Never aim for a balance, life will never be balanced, it is always a “balancing” journey.

Assess your balance on a consistent basis, expand your ability to handle stress and effectively shift the balance when out of whack.

Experience Share: Dave was a classic workaholic.  He could not admit he was but when I tracked his schedule over a few month period, it was clear that he was addicted to working excessive hours (classic workaholic for sure).   But as always, there was more to the story.  As I walked Dave through the coaching questions above, we jointly discovered that Dave was in an infinite loop of trying to prove himself to his wife.  Dave was actually incredibly efficient, which gave him time back to spend outside of work.  But, as I dug deeper into why he was trying to prove himself to his wife, he gave me a backstory and some history that clearly spelled out why he was working so many hours.  It all boiled down to the fact that he did not want his wife thinking that he was not willing to go above and beyond to provide for his family.  This infinite loop was never really defined or understood by Dave, much less discussed with his wife.  His “addiction” was: 

a) hurting the relationship with his wife 

b) hurting the relationship with his kids  

c) setting a horrible example for his team, who were feeling the pressure of working similar hours and he had some unwanted attrition on his team in the last year based on this

d) not helping the company as the extra hours were not adding value

e) and the list of negatives goes on.   

Dave and I talked out how he could discuss the subject with his wife and start to make some concrete changes.  A few days later, Dave talked to his wife about why he was working so much and his wife was extremely apologetic for her actions and words that were perpetuating the infinite loop of proving himself to her.  The pressure was relieved and Dave immediately started to reduce the late nights at the office and as expected… 

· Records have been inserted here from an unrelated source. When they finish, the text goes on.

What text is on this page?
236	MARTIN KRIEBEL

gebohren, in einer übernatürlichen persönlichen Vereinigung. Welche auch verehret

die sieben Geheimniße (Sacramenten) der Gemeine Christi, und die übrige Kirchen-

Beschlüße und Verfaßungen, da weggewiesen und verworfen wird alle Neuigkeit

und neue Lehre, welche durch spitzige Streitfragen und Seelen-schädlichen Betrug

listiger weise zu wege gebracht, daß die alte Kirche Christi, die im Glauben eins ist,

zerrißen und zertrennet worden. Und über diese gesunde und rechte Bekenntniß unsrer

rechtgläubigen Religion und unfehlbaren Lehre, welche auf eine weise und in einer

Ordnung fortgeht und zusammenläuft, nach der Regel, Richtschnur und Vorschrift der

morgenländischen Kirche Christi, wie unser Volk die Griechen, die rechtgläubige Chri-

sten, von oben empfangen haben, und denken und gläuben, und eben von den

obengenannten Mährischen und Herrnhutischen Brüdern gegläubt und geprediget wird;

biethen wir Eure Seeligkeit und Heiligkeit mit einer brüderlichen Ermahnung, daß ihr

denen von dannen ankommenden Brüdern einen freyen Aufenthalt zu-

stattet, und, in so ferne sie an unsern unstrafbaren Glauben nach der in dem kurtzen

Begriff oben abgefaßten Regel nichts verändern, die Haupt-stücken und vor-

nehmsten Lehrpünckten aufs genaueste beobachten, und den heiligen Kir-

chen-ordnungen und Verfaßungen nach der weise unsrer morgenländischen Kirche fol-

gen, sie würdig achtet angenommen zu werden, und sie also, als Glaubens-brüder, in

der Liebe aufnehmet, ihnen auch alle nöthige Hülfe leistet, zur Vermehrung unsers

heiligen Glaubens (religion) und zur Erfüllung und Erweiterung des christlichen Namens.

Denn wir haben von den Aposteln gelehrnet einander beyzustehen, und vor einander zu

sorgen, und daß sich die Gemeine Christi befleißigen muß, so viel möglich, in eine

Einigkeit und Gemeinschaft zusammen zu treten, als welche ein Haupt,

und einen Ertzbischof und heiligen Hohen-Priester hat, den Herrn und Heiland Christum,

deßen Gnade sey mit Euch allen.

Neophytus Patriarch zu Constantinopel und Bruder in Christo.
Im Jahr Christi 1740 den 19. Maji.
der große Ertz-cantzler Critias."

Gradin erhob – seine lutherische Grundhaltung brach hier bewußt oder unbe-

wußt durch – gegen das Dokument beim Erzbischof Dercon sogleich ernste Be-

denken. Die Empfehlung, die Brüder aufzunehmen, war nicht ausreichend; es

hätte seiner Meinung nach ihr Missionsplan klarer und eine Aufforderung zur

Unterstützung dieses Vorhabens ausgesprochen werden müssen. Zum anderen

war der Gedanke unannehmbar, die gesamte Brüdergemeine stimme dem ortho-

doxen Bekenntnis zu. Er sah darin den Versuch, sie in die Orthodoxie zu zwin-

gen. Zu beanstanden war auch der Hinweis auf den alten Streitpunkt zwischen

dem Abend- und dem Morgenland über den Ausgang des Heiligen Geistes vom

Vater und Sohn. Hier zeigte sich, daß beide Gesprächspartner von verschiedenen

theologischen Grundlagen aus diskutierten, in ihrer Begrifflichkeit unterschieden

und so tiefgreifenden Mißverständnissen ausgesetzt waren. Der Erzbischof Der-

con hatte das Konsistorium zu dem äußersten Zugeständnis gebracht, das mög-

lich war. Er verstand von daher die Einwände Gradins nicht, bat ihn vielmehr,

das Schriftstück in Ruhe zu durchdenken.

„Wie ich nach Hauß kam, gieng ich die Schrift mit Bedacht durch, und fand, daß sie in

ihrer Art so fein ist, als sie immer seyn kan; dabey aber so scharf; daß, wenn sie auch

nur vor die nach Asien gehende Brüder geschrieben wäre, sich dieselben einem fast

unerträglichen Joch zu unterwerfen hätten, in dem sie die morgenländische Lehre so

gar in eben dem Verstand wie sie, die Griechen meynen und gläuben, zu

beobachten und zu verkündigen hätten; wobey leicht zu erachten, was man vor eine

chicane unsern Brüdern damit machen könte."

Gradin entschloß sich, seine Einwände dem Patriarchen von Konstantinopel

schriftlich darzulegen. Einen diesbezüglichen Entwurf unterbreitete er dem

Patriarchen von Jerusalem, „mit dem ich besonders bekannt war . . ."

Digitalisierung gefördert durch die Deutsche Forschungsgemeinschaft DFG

a) the relationship with his wife dramatically improved and his work was not a toxic wedge in their relationship

b) for the first time in a while, he was able to be present with his kids at night  

c) he talked to his team about the changes he was making and the engagement of his team significantly improved, and he had no unwanted attrition over the next year

d) and the list of positives goes on.

Our careers should enhance our personal lives, not negatively impact our relationships and quality of life.  Work life balancing is always possible and achievable as long as a coachee desires more of a balance.

What a great example of how coaching makes a positive impact in a coachee’s professional and personal lives.